The Seventh Circuit Court of Appeals dismissed an appeal by defendant prison guards for lack of jurisdiction. The guards first moved to dismiss the complaint based on official immunity. That motion was denied. Despite being interlocutory in character, denial of an immunity claim is appealable. But instead of appealing, defendants took discovery and then moved for summary judgment, also based on official immunity.

Defendants did appeal the denial of their summary judgment motion. But that appeal was dismissed because “public officials cannot use a motion for summary judgment in order to reopen the time to take an interlocutory appeal from an order declining to dismiss the complaint.”

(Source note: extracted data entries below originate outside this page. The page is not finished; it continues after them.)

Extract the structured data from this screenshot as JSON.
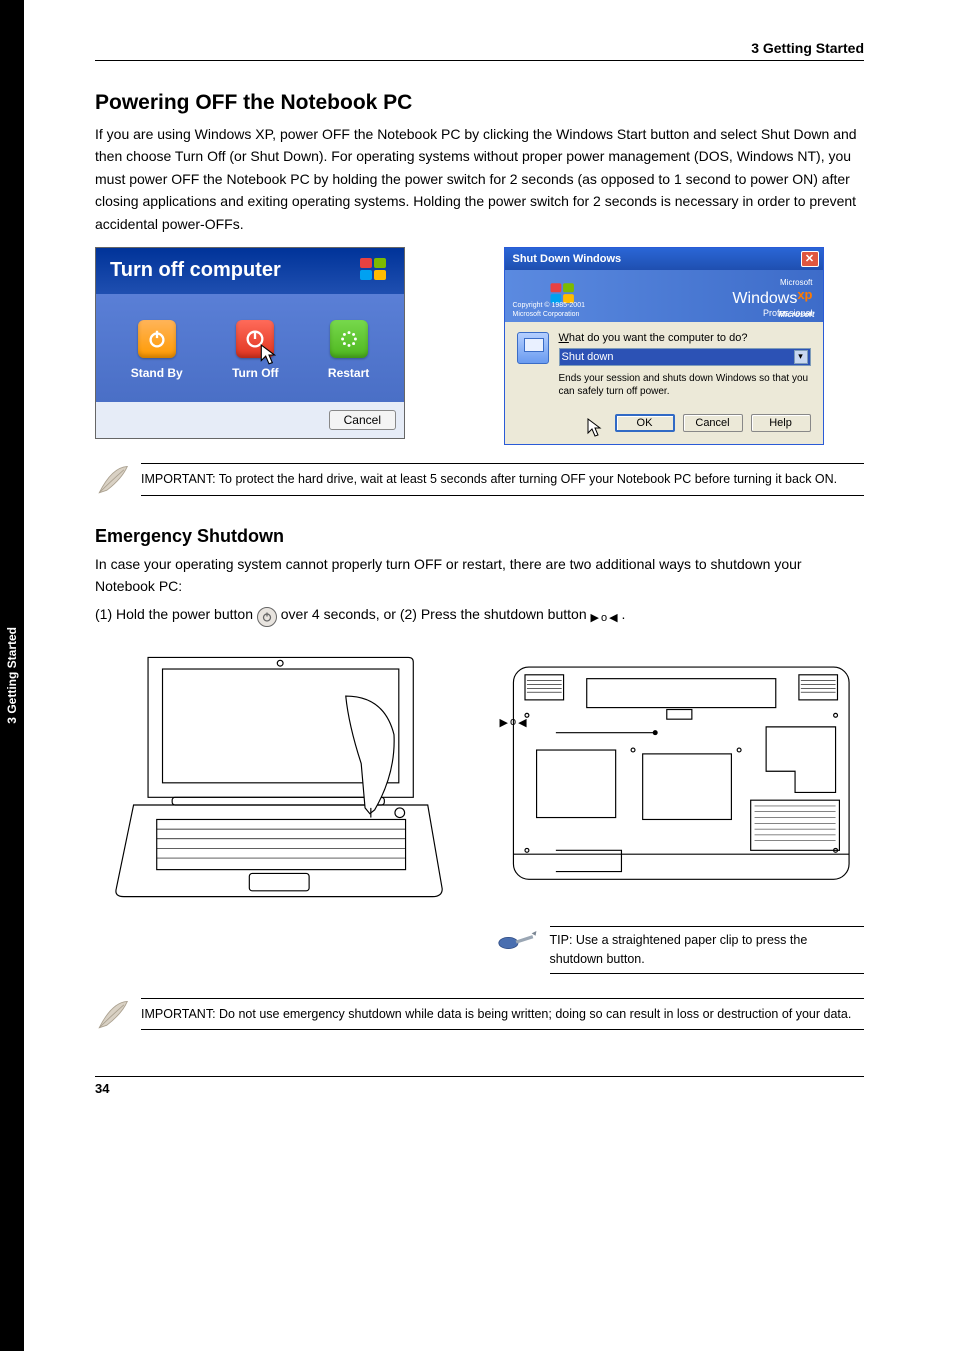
{
  "side_tab": "3    Getting Started",
  "header_right": "3    Getting Started",
  "section1_title": "Powering OFF the Notebook PC",
  "section1_p1": "If you are using Windows XP, power OFF the Notebook PC by clicking the Windows Start button and select Shut Down and then choose Turn Off (or Shut Down). For operating systems without proper power management (DOS, Windows NT), you must power OFF the Notebook PC by holding the power switch for 2 seconds (as opposed to 1 second to power ON) after closing applications and exiting operating systems. Holding the power switch for 2 seconds is necessary in order to prevent accidental power-OFFs.",
  "turnoff": {
    "title": "Turn off computer",
    "standby": "Stand By",
    "off": "Turn Off",
    "restart": "Restart",
    "cancel": "Cancel"
  },
  "shutdown": {
    "titlebar": "Shut Down Windows",
    "microsoft_small": "Microsoft",
    "windows_word": "Windows",
    "xp": "xp",
    "professional": "Professional",
    "copyright1": "Copyright © 1985-2001",
    "copyright2": "Microsoft Corporation",
    "ms_brand": "Microsoft",
    "prompt": "What do you want the computer to do?",
    "selected": "Shut down",
    "desc": "Ends your session and shuts down Windows so that you can safely turn off power.",
    "ok": "OK",
    "cancel": "Cancel",
    "help": "Help",
    "underline_w": "W"
  },
  "important_note": "IMPORTANT: To protect the hard drive, wait at least 5 seconds after turning OFF your Notebook PC before turning it back ON.",
  "emergency_title": "Emergency Shutdown",
  "emergency_text_a": "In case your operating system cannot properly turn OFF or restart, there are two additional ways to shutdown your Notebook PC:",
  "emergency_opt1_a": "(1) Hold the power button ",
  "emergency_opt1_b": " over 4 seconds, or (2) Press the shutdown button ",
  "emergency_opt1_c": ".",
  "tip_text": "TIP: Use a straightened paper clip to press the shutdown button.",
  "important2": "IMPORTANT: Do not use emergency shutdown while data is being written; doing so can result in loss or destruction of your data.",
  "footer_page": "34"
}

The court discussed the propriety of Garvin v. Wheeler, 304 F.3d 628 (7th Cir. 1986), disallowing appeal from a summary judgment motion based on immunity that mimicked a prior motion “because the maneuver is nothing but an effort to get around the time limit” to appeal the order denying the earlier motion. The court’s majority questioned the wisdom of Garvin, but declined to decide whether it should be overruled.

Can the Second District Appellate Court review an order issued by the First District? Sure, if it’s an interlocutory order, not law of the case. Here’s what the Second District said about this:

“There is but one appellate court … Thus, a panel of the Second District of the Appellate Court revisiting, during the course of an ongoing appeal, an issue that a panel of the First District of the same court implicitly addressed in ruling on the motions to transfer is no different from a successor trial judge revisiting the interlocutory decision of the trial judge he succeeded. Consequently, we reject the foregoing arguments by Ameren, ComEd, and the ICC that the law-of-the-case doctrine precludes our dismissal of case Nos. 2–06–0149 and 4–06– 0118.”

The case is Commonwealth Edison Co. v. ICC, 2-06-149 (2006), and you can get it here.

Appeal from orders on post-dissolution of marriage petitions raises precarious problems. Suppose the court rules on a post-dis petition to modify maintenance, but leaves the child support-modification petition pending. Must you file your Notice of Appeal within 30 days of the maintenance ruling, or wait for a ruling on the support matter? If a ruling on support takes more than 30 days from the time of the maintenance ruling, will you lose the right to appeal maintenance?

The answer is “perhaps.” It depends on which district you’re in. The 2nd and 4th Districts say wait. But if you’re in the 1st, you better get your Notice of Appeal on file pronto.

IRMO Gaudio out of the 4th District recently broke the tie. Gaudio ruled that “Even if the order dismissing respondent’s petition [for modification of maintenance] constituted a final order, it was not immediately appealable without the required Rule 304(a) finding.”

Judge Posner wonders whether the 7th Circuit is these for requiring complete jurisdictional statements in a diversity case. He doesn’t think so, because:

. . . the fact that limits on subject matter jurisdiction are not waivable or forfeitable — that federal courts are required to police their jurisdiction — imposes a duty of care that we are not at liberty to shirk. And since we are not investigative bodies, we need and must assure compliance with procedures designed to compel parties to federal litigation to assist us in keeping within bounds.

So don’t short FRAP 28 if you don’t want to be called on the carpet, and maybe ordered to take a class on federal jurisdiction.